Er is tot nu toe ook al een hoop gebeurd. Het onderzoek naar het Daily Urban System in de MRA is opgeleverd, net als de ruimtelijke atlas. Daarmee is een heldere uitgangsituatie gecreëerd voor de verstedelijking en bereikbaarheid in 2025 en worden de contouren duidelijk hoe de MRA er in 2040 uit gaat zien.

Collectief belangrijker dan individu

Programmamanager Lennart Salemink weet wel wat de grootste uitdaging wordt: ‘Als we alle wensen en ideeën voor de mobiliteit in de MRA uit willen voeren, dan hebben we de komende twintig jaar 50 miljard euro nodig. Dat geld is niet voorhanden. Daarom moeten we met elkaar keuzes maken. En als we het op een slimme manier doen is er ook minder budget nodig. Dat doen we door naar het hele gebied te kijken. Waar is nog bestaande infrastructuur waar gebouwd kan worden? Waar gaan we verstedelijken en welk mobiliteitssysteem past daarbij? Op basis daarvan komen we tot breed gedragen en doelmatige keuzes.’ 

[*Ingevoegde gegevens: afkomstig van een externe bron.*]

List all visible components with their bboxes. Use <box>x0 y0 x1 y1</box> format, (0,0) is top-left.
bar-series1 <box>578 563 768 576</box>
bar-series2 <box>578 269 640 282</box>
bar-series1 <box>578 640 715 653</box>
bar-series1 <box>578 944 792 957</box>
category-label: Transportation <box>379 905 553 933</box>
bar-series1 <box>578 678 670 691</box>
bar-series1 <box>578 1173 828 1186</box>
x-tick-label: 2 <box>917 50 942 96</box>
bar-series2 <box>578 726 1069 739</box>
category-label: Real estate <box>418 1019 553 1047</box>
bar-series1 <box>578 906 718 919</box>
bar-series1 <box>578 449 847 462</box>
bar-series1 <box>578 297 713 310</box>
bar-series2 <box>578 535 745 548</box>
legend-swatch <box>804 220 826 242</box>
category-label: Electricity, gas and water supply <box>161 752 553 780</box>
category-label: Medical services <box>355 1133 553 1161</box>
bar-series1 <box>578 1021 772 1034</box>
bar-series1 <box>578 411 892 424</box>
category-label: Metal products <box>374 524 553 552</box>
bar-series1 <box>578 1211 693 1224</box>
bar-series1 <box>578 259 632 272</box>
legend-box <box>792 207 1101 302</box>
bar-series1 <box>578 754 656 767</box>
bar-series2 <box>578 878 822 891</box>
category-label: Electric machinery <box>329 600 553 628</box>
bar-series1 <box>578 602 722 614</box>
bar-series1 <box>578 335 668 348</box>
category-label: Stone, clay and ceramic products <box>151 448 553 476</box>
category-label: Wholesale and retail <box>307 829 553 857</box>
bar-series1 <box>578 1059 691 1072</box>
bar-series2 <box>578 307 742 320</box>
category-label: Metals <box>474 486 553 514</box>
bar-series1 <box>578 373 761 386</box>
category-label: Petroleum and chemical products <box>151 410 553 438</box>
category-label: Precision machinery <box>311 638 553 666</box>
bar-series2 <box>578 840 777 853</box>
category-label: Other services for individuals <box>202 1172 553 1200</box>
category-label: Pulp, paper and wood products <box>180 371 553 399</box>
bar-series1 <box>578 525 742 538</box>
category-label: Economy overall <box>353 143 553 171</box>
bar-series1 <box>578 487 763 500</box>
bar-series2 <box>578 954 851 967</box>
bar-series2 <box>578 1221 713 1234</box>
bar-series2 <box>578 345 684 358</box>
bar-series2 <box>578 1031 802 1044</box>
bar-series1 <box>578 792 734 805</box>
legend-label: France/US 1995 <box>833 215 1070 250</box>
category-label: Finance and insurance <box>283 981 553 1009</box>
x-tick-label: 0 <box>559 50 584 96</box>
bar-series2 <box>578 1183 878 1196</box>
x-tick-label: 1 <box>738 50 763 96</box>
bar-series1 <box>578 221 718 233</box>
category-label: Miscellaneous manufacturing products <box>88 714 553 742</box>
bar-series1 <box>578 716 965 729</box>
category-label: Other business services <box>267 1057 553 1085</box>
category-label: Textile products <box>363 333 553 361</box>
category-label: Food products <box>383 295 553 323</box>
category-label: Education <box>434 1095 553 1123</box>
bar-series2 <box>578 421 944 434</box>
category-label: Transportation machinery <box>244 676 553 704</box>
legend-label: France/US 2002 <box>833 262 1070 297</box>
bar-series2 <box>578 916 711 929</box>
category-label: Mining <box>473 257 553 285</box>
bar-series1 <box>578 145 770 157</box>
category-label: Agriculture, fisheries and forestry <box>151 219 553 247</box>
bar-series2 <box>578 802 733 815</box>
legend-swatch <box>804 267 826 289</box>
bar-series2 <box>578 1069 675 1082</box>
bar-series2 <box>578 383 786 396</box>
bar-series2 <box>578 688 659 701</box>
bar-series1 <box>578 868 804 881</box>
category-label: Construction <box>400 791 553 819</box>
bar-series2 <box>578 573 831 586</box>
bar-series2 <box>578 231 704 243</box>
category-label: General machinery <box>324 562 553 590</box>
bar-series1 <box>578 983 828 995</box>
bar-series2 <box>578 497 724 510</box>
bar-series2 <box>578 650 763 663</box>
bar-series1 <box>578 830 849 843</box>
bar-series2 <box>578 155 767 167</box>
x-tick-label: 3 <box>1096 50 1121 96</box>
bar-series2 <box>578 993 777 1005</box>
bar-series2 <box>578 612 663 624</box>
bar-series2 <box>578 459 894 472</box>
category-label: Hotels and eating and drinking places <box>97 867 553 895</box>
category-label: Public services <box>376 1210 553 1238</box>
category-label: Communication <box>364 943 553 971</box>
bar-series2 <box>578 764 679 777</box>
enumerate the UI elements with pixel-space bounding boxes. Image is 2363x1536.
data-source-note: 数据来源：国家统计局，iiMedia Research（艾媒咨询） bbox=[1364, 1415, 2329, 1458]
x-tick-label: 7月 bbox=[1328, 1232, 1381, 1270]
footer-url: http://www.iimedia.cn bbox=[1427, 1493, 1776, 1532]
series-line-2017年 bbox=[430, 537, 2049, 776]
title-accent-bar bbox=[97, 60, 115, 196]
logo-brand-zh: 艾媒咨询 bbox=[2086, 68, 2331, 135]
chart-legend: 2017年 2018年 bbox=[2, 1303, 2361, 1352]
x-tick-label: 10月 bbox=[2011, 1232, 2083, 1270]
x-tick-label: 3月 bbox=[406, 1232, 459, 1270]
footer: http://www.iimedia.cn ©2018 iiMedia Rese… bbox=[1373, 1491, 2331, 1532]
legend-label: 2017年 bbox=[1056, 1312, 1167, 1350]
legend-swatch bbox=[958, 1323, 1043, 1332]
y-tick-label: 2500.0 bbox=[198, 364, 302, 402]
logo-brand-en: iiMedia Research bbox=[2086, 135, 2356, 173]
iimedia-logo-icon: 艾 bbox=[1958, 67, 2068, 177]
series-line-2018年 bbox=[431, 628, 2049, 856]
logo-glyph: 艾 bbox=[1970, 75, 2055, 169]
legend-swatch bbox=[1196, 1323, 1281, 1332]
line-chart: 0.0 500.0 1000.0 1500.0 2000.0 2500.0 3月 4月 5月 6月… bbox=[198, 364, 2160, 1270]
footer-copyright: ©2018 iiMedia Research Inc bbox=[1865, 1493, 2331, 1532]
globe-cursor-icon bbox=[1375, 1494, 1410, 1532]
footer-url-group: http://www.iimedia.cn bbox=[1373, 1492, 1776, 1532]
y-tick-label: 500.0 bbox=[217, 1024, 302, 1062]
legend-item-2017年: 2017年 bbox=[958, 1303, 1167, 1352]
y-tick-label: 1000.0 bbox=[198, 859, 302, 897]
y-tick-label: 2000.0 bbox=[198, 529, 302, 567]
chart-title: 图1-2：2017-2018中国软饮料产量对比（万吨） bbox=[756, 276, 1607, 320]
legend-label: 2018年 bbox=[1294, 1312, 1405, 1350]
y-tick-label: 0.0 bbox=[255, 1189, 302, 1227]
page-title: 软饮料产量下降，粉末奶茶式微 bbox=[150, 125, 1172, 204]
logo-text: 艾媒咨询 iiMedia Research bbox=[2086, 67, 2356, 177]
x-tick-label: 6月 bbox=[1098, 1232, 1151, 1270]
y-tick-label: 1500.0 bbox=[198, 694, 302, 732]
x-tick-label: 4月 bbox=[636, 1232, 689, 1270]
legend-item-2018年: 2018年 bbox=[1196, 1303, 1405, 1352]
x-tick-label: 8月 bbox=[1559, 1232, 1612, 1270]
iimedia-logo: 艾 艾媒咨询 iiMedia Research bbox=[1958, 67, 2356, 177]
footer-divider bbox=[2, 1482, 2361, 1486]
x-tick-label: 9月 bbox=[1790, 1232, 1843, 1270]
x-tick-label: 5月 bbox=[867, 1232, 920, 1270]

Programmamanager Frans Hasselaar vult aan: ‘Er zijn natuurlijk al veel samenwerkingsverbanden tussen Rijk en regio en daar werken we intensief mee samen. Maar je kunt alleen tot goede besluiten komen als je op één plaats bereikbaarheid en verstedelijking als rijk en regio afweegt. Daar is het programma voor bedoeld. Wij willen voorkomen dat we straks een programma zijn dat al die onderzoeken van verschillende projecten bij elkaar brengt. We willen juist nu al alles in samenhang bekijken. Bij het programma Samen Bouwen aan Bereikbaarheid werken rijk en regio daarom al vanaf het prille begin samen. De ontstaansgeschiedenis van een project ligt normaal bij rijk of regio, nu worden projecten écht samen gedragen.’

Wees kritisch 

Het bredere plaatje: daar was deze informatiemiddag ook voor bedoeld. Hebben we zaken over het hoofd gezien? Waar moeten we nog meer rekening mee houden bij het maken van de richtinggevende keuzes aan het einde van dit jaar? Om samen tot betere plannen te komen, is input van stakeholders hard nodig!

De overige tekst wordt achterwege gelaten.